A ces mots, leurs têtes se redressent d'un bloc, et leurs yeux perdus se posent sur moi. Je referme la bouche, incapable de poursuivre.
- De quoi est-ce que tu parles ? me demande mon père, l'air indéchiffrable.
- De Shane, balbutié-je, perdue à mon tour. Nous... nous devons faire quelque chose pour l'aider. Il est malade, on ne peut pas...
- Ce ne sont que des mensonges ! tonne la voix courroucée de mon père.
Il bondit de son siège, la rage personnifiée, le corps parcouru de violents tremblements compulsifs et le visage rougi par la colère. Je fixe, les yeux ronds, la transformation soudaine de mon père, trop choquée encore pour avoir peur de lui. Je ne l'avais jamais vu dans un état pareil. Je vois du coin de l'œil ma mère se recroqueviller un peu plus sur elle-même avant que l'être féroce qui me fait face ne reprenne la parole.
- Elle ment, hurle mon père, les yeux brûlants. Toute cette histoire, c'est elle qui l'a inventée, c'est la seule explication ! Mensonges ! vocifère-t-il à nouveau en serrant les poings. Shane va très bien, putain.
Je continue à fixer mon père, ébahie. Ma mère tente de le calmer et de le refaire s'asseoir dans son fauteuil en parlant d'une voix douce et chevrotante. Je les regarde faire, et aussi vite que s'est déclaré l'accès de folie de mon père, en une seconde ce dernier se laisse tomber dans son siège, l'air à nouveau dévasté et hagard.
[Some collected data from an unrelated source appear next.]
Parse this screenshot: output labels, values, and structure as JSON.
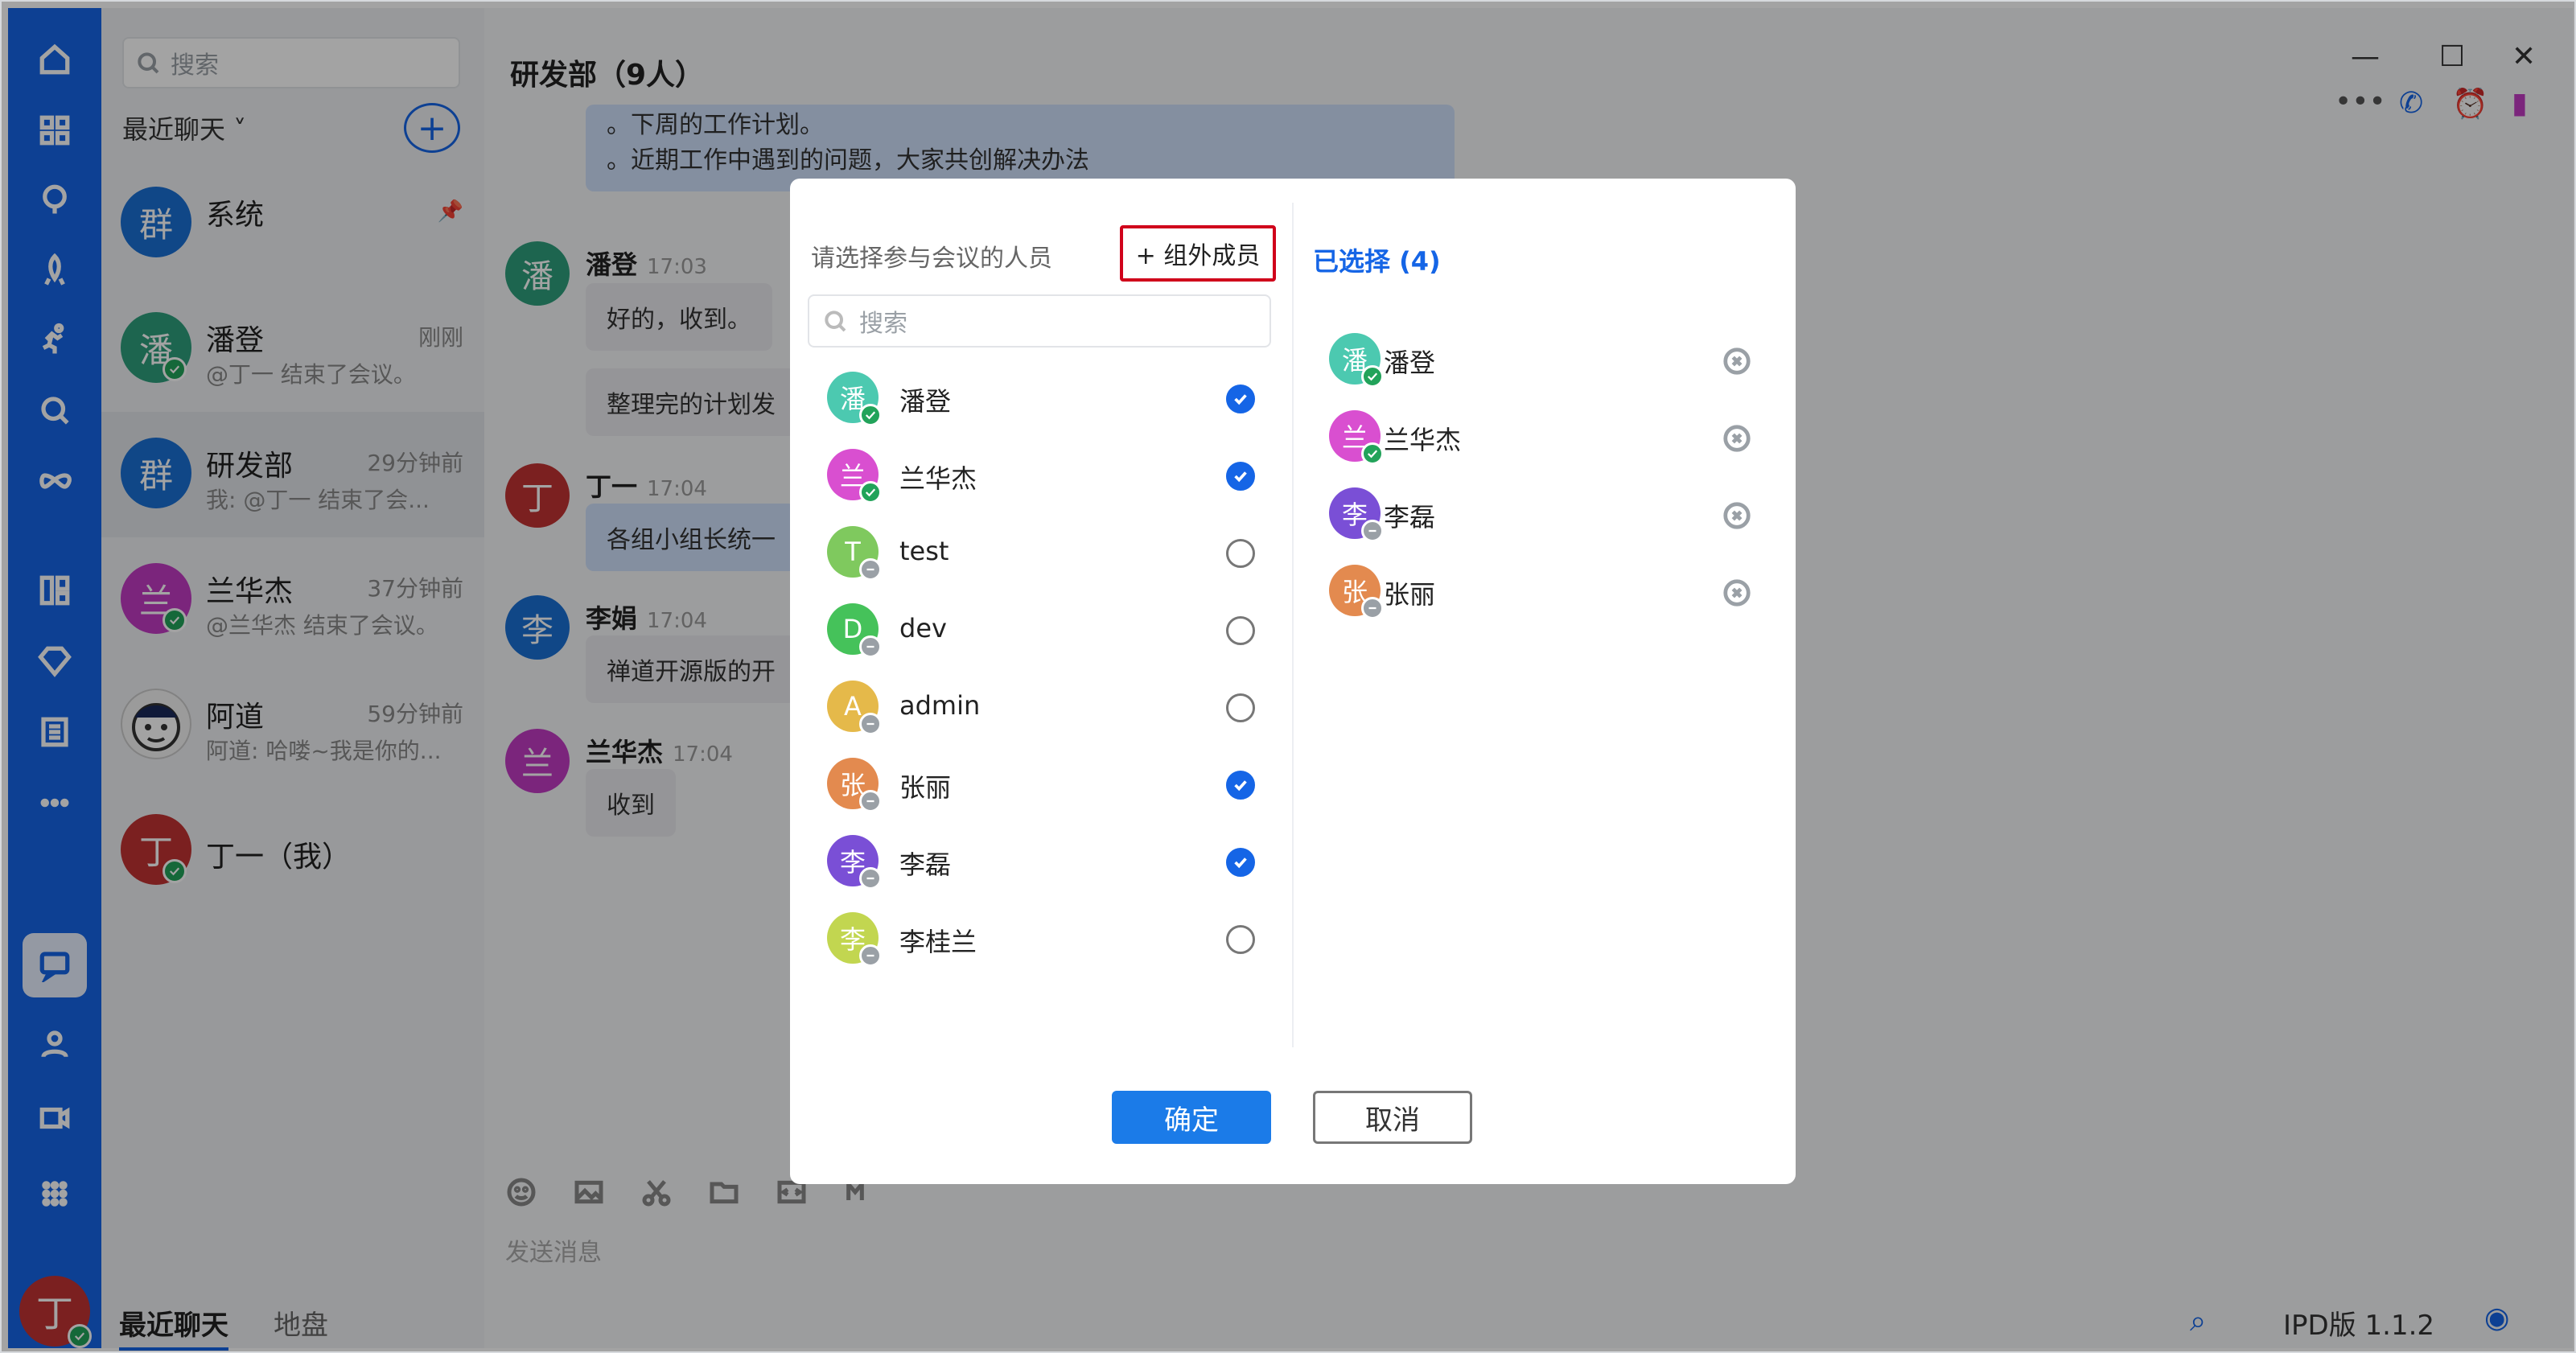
{
  "sidebar": {
    "search_placeholder": "搜索",
    "recent_label": "最近聊天 ˅",
    "add_symbol": "+",
    "conversations": [
      {
        "avatar": "群",
        "name": "系统",
        "time": "",
        "preview": "",
        "color": "#1a6fd3"
      },
      {
        "avatar": "潘",
        "name": "潘登",
        "time": "刚刚",
        "preview": "@丁一 结束了会议。",
        "color": "#2e9e7c"
      },
      {
        "avatar": "群",
        "name": "研发部",
        "time": "29分钟前",
        "preview": "我: @丁一 结束了会...",
        "color": "#1a6fd3"
      },
      {
        "avatar": "兰",
        "name": "兰华杰",
        "time": "37分钟前",
        "preview": "@兰华杰 结束了会议。",
        "color": "#c03ac2"
      },
      {
        "avatar": "",
        "name": "阿道",
        "time": "59分钟前",
        "preview": "阿道: 哈喽~我是你的...",
        "color": "#f3f3f3"
      },
      {
        "avatar": "丁",
        "name": "丁一（我）",
        "time": "",
        "preview": "",
        "color": "#c03232"
      }
    ]
  },
  "rail": {
    "me_avatar": "丁"
  },
  "chat": {
    "title": "研发部（9人）",
    "messages": [
      {
        "line1": "。下周的工作计划。",
        "line2": "。近期工作中遇到的问题，大家共创解决办法"
      },
      {
        "avatar": "潘",
        "sender": "潘登",
        "time": "17:03",
        "text": "好的，收到。"
      },
      {
        "text": "整理完的计划发"
      },
      {
        "avatar": "丁",
        "sender": "丁一",
        "time": "17:04",
        "text": "各组小组长统一"
      },
      {
        "avatar": "李",
        "sender": "李娟",
        "time": "17:04",
        "text": "禅道开源版的开"
      },
      {
        "avatar": "兰",
        "sender": "兰华杰",
        "time": "17:04",
        "text": "收到"
      }
    ],
    "compose_placeholder": "发送消息"
  },
  "bottom": {
    "tab_recent": "最近聊天",
    "tab_disk": "地盘",
    "version": "IPD版 1.1.2"
  },
  "dialog": {
    "hint": "请选择参与会议的人员",
    "external_button": "+ 组外成员",
    "search_placeholder": "搜索",
    "members": [
      {
        "avatar": "潘",
        "name": "潘登",
        "checked": true,
        "online": true,
        "color": "#4cc9b0"
      },
      {
        "avatar": "兰",
        "name": "兰华杰",
        "checked": true,
        "online": true,
        "color": "#d94fd0"
      },
      {
        "avatar": "T",
        "name": "test",
        "checked": false,
        "online": false,
        "color": "#7fc95e"
      },
      {
        "avatar": "D",
        "name": "dev",
        "checked": false,
        "online": false,
        "color": "#45c25a"
      },
      {
        "avatar": "A",
        "name": "admin",
        "checked": false,
        "online": false,
        "color": "#e5b94a"
      },
      {
        "avatar": "张",
        "name": "张丽",
        "checked": true,
        "online": false,
        "color": "#e38a4f"
      },
      {
        "avatar": "李",
        "name": "李磊",
        "checked": true,
        "online": false,
        "color": "#7a4fd6"
      },
      {
        "avatar": "李",
        "name": "李桂兰",
        "checked": false,
        "online": false,
        "color": "#c2d650"
      }
    ],
    "selected_title": "已选择 (4)",
    "selected": [
      {
        "avatar": "潘",
        "name": "潘登",
        "online": true,
        "color": "#4cc9b0"
      },
      {
        "avatar": "兰",
        "name": "兰华杰",
        "online": true,
        "color": "#d94fd0"
      },
      {
        "avatar": "李",
        "name": "李磊",
        "online": false,
        "color": "#7a4fd6"
      },
      {
        "avatar": "张",
        "name": "张丽",
        "online": false,
        "color": "#e38a4f"
      }
    ],
    "confirm_label": "确定",
    "cancel_label": "取消"
  }
}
Comme si la crise qu'il venait de nous faire ne s'était jamais produite.
Indépendamment de ma volonté, mon corps se meut tout seul, me faisant redresser le dos, serrer mes mains en poing et contracter la mâchoire. Une vive colère prend le dessus sur toute autre émotion, et explose à la figure de mes parents :
- Comment peux-tu parler de mensonges alors que c'est moi qui viens vous parler de tout ça ? Moi et personne d'autre ! Tu crois que j'aurais inventé toute cette histoire pour vous faire du mal ? Tu crois que j'ai envie de toute cette merde dans ma vie ? éructé-je en foudroyant mon père du regard.
- Tu t'es fait berner, murmure-t-il.
- Berner ? Et par qui donc ? poursuis-je, hors de moi. Par mon propre frère, tout à l'heure au téléphone, qui m'a incendiée et hurlée dessus ? Par l'air sincèrement dévasté d'Aly ? Ou bien par les paroles d'une ancienne copine de lycée qui est prête à rapporter ces mêmes paroles devant un tribunal si besoin est ?
Mon père ne peut s'empêcher de blêmir et ma mère d'émettre un hoquet de terreur en entendant cela. J'ai appelé Ivy sur le chemin pour qu'elle me répète une nouvelle fois son histoire et pour lui expliquer ce que je veux mettre en place. Elle m'a assurée être prête à tout faire pour m'aider, allant jusqu'à me proposer son témoignage écrit et/ou verbal si les choses devaient prendre une tournure juridique.
Mes parents me regardent, l'air tétanisé par la peur, et les larmes de ma mère se remettent à couler sur ses joues. Et, à l'instar de mon père plus tôt, toute colère me déserte à la vue de leur désarroi. Je souffle un grand coup pour m'aider à me calmer, puis je déglutis une fois avant de m'exprimer d'une voix plus douce.
- Je ne voulais pas m'énerver comme ça, je suis désolée. Seulement vous refusez d'écouter ce que je dis alors que c'est très important. Vous ne pouvez pas faire l'autruche, pas quand je vous dis que votre fils tient des propos délirants sur une relation imaginaire avec ma meilleure amie, et qu'il est allé jusqu'à concrétiser cette relation sans son consentement (ma voix se casse sur la fin). Il faut faire quelque chose.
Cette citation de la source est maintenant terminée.